The Sandbox: I Hate the French Vanilla

It's happened to all of us. You plop onto the futon with a pint of your favorite super-premium ice cream, ready to binge-eat your troubles away when... is that fair-trade coffee you taste in your cleverly named creamy caffeinated snack? Since when does enjoying ice cream necessitate funneling your hard-earned, tax-breakable dollars into wacko leftist causes like worker non-exploitation? DCU members, fear not! Star-Spangled Ice Cream is here! Conservative and creamy, Star-Spangled Ice Cream's manufacturers believe that America is "the best country ever" and they set out to make "the best ice cream ever!" Jumpin jillickers, Georgie! Let's get ourselves some spoons and dig into some Smaller Govern-mint!

 Without the resources to taste-test (this is super-premium ice cream, folks--The Chronicle didn't get free by paying its staffers to hang out at the local Scoop Shop), Recess has instead compiled vital stats on this competition shaping our nation's political flavorings. Below, the tally: Ben and Jerry's vs. Old Glory.

 Best flavor name: Makin' Whoopie Pie, from Ben and Jerry's, conjures delightful images of both nookie and pie, both of which are fun, but the prize goes to Iraqi Road, for the sheer disturbing nature of Middle East puns.

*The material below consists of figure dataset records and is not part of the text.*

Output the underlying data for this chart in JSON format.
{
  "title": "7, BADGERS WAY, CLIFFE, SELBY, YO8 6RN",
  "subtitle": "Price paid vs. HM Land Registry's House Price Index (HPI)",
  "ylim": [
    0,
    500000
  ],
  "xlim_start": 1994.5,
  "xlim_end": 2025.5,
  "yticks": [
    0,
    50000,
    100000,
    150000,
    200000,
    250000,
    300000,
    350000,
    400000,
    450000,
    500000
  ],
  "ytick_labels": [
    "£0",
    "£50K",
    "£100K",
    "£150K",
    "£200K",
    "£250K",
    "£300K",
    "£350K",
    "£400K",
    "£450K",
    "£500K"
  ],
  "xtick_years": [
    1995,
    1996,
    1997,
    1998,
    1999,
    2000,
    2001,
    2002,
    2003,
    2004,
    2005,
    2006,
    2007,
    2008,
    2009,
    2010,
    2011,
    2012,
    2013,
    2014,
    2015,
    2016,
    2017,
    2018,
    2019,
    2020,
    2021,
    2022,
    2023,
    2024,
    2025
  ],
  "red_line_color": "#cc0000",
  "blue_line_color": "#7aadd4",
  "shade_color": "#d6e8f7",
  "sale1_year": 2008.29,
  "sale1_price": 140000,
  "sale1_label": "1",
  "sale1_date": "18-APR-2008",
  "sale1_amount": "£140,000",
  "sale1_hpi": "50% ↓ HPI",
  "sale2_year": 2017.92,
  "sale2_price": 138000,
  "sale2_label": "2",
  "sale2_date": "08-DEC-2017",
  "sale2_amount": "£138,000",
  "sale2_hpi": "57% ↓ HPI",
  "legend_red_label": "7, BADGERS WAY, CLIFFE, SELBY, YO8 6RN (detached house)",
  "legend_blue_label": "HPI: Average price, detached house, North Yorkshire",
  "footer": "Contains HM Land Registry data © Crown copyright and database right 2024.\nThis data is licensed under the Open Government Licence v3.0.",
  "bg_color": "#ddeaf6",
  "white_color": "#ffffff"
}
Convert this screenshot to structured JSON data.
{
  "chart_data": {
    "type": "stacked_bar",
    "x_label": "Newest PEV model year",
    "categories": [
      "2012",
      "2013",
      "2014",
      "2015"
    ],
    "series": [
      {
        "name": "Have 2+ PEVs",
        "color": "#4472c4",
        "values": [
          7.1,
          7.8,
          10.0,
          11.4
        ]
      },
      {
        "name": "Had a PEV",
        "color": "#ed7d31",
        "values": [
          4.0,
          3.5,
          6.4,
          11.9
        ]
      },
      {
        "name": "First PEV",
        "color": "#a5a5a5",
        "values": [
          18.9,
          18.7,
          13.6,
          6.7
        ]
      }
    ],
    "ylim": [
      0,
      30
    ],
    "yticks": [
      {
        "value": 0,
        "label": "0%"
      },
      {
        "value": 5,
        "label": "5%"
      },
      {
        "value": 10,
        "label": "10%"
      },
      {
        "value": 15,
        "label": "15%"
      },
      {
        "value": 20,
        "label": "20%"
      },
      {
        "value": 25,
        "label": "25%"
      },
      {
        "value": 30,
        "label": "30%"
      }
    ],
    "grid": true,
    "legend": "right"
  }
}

 Weirdest ingredient: This is super-premium ice cream here, so we weren't expecting to find anything you can't grow or get from a cow, but it turns out that the Vermont boys use guar gum in their frozen treats, while Francis Scott Key's devotees swear by polysorbate 80. We'll call this one a draw.

 Best intangible ingredient: Ben and Jerry add peace and love to their mixes, but these days, patriotism is vogue. For the overall aura prize you'll have to decide by your politics.

 Employee perks: Ben and Jerry's employees get three free pints a day, while Star-Spangled Ice Cream isn't currently hiring. Nuff said. Immediate goals: Topping Phish Food, or marketing School Prayerleens and Crème. Take your pick.